While the findings from this study address an important knowledge gap for development of the infant lung microbiome in a primate species, there are several limitations of the study to consider. Most notably, the small sample size which may have reduced our ability to detect differences in alpha diversity based upon H. pylori status or load. Another potential limitation of this study is that it was not possible to discern the disease state of animals; gastric cultures may provide some evidence of the state of colonization but children and rhesus macaques have been found to spontaneously clear infection61,62. We also detected an inverse relationship between infant H. pylori infection and maternal age, which may have influenced the microbial status of offspring; the microbial milieu of younger dams may differ from older dams. Indeed, there is a positive association of age with alpha diversity in the human gut microbiome that plateaus after 40 years of age63. Additionally, while we found no evidence that housing conditions contributed to the observed differences in the infant lung and oral microbiome with H. pylori infection, it is feasible that sampling a larger cohort would detect such environment-associated effects.

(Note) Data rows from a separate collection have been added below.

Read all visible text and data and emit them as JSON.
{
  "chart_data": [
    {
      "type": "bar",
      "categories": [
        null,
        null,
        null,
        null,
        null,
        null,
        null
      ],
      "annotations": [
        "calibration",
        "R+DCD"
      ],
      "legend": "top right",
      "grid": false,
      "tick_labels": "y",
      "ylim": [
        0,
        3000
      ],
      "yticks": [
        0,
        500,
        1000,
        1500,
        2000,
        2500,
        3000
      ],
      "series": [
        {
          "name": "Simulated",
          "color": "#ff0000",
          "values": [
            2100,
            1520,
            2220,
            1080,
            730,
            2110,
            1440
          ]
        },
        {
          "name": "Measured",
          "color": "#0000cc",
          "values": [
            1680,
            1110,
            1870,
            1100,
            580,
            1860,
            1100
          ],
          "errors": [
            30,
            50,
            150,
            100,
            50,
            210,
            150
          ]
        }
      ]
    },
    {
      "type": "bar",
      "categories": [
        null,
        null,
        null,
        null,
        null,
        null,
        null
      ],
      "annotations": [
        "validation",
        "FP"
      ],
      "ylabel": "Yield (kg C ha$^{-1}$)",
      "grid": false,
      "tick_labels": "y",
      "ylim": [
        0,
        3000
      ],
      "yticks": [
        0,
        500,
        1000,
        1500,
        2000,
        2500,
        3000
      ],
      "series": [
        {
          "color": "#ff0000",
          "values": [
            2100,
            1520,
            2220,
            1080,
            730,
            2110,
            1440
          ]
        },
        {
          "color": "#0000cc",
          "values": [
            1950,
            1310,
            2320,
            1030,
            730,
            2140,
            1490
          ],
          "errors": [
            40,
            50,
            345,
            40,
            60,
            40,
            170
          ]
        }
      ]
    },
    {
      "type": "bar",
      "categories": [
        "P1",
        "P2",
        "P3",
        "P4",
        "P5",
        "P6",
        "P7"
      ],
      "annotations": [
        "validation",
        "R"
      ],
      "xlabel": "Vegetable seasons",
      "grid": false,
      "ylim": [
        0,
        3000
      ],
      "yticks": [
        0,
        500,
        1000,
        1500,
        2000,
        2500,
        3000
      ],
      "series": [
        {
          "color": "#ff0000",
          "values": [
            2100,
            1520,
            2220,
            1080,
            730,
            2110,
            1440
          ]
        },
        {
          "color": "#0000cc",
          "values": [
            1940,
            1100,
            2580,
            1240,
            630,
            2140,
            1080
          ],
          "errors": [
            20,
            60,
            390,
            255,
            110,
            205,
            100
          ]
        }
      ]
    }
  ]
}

In summary, we assessed the impact of an early life gastric infection on the infant lung and oral microbiome by taking advantage of an endemic H. pylori colonization in a captive cohort of infant rhesus macaque monkeys. To the best of our knowledge, this is the first study to characterize the normal infant lung microbiome in a primate species. Moreover, our data suggests the postnatal primate lung harbors a microbiome signature that is distinct from the oral cavity. Gastric H. pylori colonization was associated with a shift in the composition of microbial communities in the lung and oral cavity; future studies would be needed to determine if an altered microbiome persists as H. pylori infected animals mature into adulthood. The therapeutic value of H. pylori-derived components for reducing allergic airways inflammation is under investigation; given our present findings it may be of interest to assess whether altering the lung microbiome during infancy could prevent development of childhood asthma64,65.